What's the day without another odd question in Chit-Chat from Dale, dedicated to finding answers to odd questions?
Today, I'm picking up where I left off last summer with trying to clean and keep spiffy looking an old 1990 C4, red, single paint (I think).
After spending a lot of time this winter looking at YouTube videos from all sorts of experts, some whom I've concluded aren't, I was struck by the detailing guys pushing one product or the other.
Almost universal in their recommendations is the use Microfiber cloths for glass, final polish and wax removal and quick detailing. I'm not looking for a show class car, but as I decline in age and getting in and out of these things is harder to do, I want to have some fun with it and still have time to do weather projects. I've used thin little microfiber cloths to clean camera lenses since those miraculous little things came out. But the detailing and car cleaning cloths are vastly different in look and feel from those small swatches of the original micro cloths, at least in my opinion.
I ordered a couple from Mcguires, 3M and others to try. One guy on Youtube kept hawking about how wonderful micros were to dry windshields after you washed them and to throw all your terry cloth towels away. I guess there were lint concerns, or something. On and on he and another person went about how absorbent these were.

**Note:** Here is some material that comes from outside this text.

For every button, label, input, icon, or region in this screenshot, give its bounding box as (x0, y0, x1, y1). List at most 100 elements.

Well with wet windshields after washing or after using Invisible Glass or whatever, I found using their microfiber recommendations to be frustrating beyond belief. I thought I knew how to dry some smooth surface, and with terry cloth I can and do. But if microfiber is made mainly from polyester, it lives up to what I know about materials in shunning water like crazy. I wipe. I fold, I use another micro towel. Still smearing the liquid all over the glass, I finally grab my terrycloth and have it absorb the liquid, and if there is a little haze left, then go back at it with the microfiber to remove that.
I'm baffled at how some of the professional detailers can use a product and praise it and I try to use the same brand only to find that the water is repelled and not sucked up.
There have to be some car or paint and finish hobbyists out there who have their way of doing a good cleaning and can suggest what I'm doing wrong, or can confirm it is best to use terrycloth to do the initial wipe down and fluid absorption and then switch to a micro to get rid of the haze?
Thoughts or comments on my findings?